São
Martinho de Anta, 24 de Março
de 1940 –
Tentativa fustrada para ir às
Terras do Preste Baçal. Bragança é longe. Além disso, o
carro, apenas atravessou o distrito de Vila Real, pôs-se a refilar,
a refilar, até que parou de todo.
E
aí vou eu por aqueles ermos, doido, aos gritos, sob um sol africano,
a pedir gasolina às fragas e aos sobreiros.
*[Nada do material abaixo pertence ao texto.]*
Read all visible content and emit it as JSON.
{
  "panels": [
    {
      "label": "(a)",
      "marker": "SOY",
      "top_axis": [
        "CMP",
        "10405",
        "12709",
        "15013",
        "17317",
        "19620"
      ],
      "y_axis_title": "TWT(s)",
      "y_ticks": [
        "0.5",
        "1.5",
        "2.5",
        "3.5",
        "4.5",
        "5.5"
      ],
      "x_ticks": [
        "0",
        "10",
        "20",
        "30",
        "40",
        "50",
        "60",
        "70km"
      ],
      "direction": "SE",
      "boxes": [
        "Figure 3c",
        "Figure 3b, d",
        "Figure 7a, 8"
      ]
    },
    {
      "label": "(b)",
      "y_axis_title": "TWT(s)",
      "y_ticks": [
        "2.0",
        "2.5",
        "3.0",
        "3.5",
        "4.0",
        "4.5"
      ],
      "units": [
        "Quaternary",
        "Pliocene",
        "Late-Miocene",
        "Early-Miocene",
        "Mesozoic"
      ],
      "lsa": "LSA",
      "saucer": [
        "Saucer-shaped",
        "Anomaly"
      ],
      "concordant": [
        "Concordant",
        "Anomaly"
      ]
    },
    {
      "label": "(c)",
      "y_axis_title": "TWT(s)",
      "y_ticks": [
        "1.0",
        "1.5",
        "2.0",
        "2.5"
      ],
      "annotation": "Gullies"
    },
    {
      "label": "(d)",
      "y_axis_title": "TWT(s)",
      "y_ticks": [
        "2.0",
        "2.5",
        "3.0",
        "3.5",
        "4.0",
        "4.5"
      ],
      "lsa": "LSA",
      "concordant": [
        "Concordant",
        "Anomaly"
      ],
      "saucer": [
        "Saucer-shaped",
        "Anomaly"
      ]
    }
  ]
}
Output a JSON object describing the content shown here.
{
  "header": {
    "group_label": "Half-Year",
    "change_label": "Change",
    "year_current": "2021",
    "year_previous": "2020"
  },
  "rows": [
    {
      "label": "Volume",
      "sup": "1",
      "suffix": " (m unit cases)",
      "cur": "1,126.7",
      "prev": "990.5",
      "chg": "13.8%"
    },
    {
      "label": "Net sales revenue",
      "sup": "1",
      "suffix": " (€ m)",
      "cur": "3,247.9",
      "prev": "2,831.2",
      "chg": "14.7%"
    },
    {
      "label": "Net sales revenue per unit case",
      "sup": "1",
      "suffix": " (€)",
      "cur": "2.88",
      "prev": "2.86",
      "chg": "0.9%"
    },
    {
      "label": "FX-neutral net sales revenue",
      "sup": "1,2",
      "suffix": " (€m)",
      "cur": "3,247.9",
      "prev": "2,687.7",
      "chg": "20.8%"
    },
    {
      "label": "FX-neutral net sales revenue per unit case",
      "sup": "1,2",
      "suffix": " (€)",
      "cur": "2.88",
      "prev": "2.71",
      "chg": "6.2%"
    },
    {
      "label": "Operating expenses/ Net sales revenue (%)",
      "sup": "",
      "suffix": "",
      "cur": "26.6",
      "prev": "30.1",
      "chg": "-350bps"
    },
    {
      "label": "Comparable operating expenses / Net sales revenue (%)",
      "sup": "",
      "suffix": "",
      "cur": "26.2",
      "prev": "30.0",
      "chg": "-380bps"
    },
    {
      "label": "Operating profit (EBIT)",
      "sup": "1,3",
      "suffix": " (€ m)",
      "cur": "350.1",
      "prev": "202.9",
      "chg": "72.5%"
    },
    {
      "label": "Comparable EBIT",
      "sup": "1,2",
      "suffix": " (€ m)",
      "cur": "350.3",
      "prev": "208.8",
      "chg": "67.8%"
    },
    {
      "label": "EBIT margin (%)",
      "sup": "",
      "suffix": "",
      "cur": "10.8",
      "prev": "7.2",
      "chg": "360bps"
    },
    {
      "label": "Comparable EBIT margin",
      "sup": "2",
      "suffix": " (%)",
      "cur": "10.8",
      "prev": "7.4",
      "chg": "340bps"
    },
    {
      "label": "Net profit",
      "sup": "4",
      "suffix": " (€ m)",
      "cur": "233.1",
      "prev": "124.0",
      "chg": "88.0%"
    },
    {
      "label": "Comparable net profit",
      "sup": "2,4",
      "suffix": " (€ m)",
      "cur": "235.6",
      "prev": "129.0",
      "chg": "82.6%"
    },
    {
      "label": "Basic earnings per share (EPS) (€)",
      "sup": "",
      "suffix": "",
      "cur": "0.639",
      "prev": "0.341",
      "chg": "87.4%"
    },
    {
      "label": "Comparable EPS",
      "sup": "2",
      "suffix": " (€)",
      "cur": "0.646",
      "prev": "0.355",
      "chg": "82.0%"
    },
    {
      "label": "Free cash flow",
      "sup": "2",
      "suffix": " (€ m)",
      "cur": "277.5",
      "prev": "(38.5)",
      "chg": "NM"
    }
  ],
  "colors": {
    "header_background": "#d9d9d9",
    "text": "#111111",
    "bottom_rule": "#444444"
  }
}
De regresso, com um
regador dela, ordenhada a seis quilómetros de distância
do fundo dum bidão providencial, alagado em água, dou de caras com
o motor esventrado pelo companheiro.
E aquela miséria mecânica, ali ao sol como os figos, tirou-me
quantas ilusões em nome da humanidade eu tinha posto nos cilindros e
nas rodas. Evidentemente que uma dedada singular imprimira no aço e
no latão a marca do primeiro arfar da vida. Mas a coisa era cosida
com parafusos a mais. Não havia naqueles ferros a interpenetração
de tudo, a mágica ligação de tudo, que faz dum corpo humano um
milagre de resistência e adaptação.Lá estavam realmente as causas
da paragem inesperada: a bóia solta, a gasolina entornada, e o
coração do carro sem alento. Mas um homem, mesmo estendido e aberto
numa mesa de pedra, era outra coisa. Não tinha nunca aquele ar
mesquinho e ridículo de brinquedo estragado.
Miguel
Torga, “Diário I”, pp. 139-140, 1941, Coimbra.